Crazy but true, at least for me.
When I take the twins for a trip in the car and to a public place (where else can you take your children in the UK), this camera becomes a live transmission of every detail of myself.
To an audience that does not exist.
But I feel as if everyone is watching.
I feel as if I am continuously judged on my performance as a father. If the twins cry or shout, then I feel as if I have failed. I feel as if people are laughing at me.
The unreal, non-existent audience is saying "look how louse this guy is...he can not handle his twins...no wonder he feels a failure"
And then I get more anxious, clumsy and nervous.
A few Saturday's ago I took the twins to a park.
It was busy so we had to park away from the site and walk. We had to cross a busy road.

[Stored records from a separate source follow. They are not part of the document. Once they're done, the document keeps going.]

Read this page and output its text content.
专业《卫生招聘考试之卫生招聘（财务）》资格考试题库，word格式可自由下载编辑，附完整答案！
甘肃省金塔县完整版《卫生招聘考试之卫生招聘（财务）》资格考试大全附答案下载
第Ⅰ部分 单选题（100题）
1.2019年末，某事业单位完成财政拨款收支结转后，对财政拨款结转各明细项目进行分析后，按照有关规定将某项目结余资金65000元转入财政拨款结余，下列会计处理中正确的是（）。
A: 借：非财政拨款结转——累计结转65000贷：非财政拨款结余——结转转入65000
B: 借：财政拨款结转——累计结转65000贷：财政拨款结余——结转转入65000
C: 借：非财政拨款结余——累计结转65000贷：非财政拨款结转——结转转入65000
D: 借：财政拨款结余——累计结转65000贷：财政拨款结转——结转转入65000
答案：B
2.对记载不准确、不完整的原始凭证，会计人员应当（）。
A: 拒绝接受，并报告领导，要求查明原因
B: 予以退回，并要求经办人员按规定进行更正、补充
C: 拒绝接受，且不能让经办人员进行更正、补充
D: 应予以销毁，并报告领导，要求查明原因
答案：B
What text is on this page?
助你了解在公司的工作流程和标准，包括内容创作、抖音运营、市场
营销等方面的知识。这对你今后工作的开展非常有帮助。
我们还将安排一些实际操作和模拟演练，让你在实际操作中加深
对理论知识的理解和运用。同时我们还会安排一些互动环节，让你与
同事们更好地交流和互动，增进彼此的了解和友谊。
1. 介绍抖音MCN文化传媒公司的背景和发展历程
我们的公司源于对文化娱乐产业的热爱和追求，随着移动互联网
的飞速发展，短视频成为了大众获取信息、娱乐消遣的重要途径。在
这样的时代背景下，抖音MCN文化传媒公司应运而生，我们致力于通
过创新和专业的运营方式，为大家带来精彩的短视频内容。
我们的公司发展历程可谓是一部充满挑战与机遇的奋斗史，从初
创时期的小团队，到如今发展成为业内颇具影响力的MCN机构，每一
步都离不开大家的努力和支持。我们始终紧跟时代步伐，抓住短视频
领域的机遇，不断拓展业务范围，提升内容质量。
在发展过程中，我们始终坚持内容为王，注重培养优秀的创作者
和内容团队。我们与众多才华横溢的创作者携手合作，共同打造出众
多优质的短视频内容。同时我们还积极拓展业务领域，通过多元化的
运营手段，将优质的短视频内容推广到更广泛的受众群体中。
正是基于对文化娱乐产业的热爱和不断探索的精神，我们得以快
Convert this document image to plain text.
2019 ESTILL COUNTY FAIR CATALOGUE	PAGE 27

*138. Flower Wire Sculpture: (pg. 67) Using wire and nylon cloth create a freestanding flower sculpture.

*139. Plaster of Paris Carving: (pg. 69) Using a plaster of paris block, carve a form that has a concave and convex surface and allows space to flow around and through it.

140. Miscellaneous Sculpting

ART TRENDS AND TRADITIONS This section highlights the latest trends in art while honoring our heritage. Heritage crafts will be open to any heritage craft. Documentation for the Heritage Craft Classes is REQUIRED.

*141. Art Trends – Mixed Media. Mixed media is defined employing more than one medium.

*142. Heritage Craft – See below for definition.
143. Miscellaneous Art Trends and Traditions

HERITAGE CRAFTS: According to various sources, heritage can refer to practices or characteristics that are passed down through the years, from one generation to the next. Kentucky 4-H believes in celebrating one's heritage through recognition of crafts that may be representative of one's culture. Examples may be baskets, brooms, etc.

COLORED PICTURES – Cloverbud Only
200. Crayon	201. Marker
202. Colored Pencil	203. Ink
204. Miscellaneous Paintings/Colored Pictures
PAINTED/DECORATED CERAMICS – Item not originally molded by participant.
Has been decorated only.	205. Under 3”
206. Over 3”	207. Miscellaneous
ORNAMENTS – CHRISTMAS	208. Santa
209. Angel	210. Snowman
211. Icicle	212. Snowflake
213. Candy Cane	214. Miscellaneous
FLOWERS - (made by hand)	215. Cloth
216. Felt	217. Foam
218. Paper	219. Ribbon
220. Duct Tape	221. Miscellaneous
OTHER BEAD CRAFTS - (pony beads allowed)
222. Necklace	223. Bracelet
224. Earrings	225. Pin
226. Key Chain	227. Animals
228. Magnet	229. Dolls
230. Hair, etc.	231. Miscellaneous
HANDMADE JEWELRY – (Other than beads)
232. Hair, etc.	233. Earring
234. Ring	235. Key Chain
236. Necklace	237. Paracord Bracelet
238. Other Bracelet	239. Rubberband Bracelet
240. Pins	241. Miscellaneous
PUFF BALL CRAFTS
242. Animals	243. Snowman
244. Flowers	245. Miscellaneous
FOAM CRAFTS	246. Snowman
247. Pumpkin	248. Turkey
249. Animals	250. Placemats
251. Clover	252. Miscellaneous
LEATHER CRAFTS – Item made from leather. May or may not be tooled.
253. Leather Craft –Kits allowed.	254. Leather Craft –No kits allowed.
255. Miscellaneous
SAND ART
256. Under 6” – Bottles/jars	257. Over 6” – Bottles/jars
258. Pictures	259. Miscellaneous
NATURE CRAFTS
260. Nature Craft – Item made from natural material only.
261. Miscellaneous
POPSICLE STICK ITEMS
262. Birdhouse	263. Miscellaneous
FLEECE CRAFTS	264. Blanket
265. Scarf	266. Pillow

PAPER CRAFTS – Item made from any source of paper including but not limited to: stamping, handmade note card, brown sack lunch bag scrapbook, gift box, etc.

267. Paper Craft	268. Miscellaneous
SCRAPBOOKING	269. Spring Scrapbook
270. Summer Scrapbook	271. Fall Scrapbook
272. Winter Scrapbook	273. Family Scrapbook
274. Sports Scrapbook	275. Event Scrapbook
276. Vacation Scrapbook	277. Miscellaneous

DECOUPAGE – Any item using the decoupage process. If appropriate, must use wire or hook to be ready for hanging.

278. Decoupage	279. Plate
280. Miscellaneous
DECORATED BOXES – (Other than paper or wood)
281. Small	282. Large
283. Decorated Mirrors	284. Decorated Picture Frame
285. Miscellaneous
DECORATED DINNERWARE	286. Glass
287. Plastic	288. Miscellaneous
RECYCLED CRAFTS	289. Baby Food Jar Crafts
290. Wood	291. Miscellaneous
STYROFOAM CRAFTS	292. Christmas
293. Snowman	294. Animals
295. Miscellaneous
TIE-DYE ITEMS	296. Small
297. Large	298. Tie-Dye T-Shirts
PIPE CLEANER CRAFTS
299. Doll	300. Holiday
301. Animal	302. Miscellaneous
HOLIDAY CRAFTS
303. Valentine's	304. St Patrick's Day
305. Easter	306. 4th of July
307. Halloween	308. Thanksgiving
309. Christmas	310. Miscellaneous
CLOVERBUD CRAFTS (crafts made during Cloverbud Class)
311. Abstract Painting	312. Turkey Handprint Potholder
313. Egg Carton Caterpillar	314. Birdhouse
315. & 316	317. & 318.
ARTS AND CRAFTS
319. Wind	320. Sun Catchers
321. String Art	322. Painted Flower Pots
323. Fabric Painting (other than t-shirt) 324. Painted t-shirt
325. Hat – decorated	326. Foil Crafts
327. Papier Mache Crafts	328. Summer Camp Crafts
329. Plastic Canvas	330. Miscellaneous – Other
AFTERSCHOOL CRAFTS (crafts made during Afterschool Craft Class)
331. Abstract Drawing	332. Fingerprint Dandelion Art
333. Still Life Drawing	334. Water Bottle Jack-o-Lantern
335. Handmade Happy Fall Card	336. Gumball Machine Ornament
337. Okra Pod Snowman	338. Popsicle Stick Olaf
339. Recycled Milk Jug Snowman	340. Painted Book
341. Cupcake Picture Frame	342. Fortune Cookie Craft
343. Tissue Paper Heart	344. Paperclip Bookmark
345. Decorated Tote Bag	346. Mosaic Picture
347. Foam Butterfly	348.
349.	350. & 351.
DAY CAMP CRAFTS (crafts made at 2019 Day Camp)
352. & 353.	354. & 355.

On the way back to the car, I struggled to get hold of the twin boy, and he was very close to the kerb of the road. I heard somebody saying "for God's sake, grab his hand". That was exactly what I was trying to do.
And so I did.
But I also did it with some frustration. I got angry because I felt I was not up to the task. I felt judged. I felt distracted. I felt worthless.
As if the hidden camera had live audio form the audience and they were not approving of me or my actions.
Another Saturday I was walking back to the car again, this time chatting with another father. I was carrying the twin girl. Suddenly the other father he rushed when he saw my twin boy running ahead. That was very noble of him. I was about to shout 'Stop!'.
But this time it did not feel as if I was being observed. I felt supported, helped. And for some reason I did not feel judged.
I have shared these feelings with people in support groups. They suggest there are other more benign thoughts I could adopt in such circumstances. For instance, thinking some people value my effort as it is when facing these situations; maybe some people see me as a good father. Or just the thought of me saying to myself: I am a good dad, and no one is perfect, am positively trying. I am caring. Maybe I am slow in reacting, or maybe I already know my twins enough to react the way I do.
What I do not know enough is about myself and how I treat myself. I hope I can turn this hidden camera to face the mirror and see what it sees. Just a normal guy I wonder.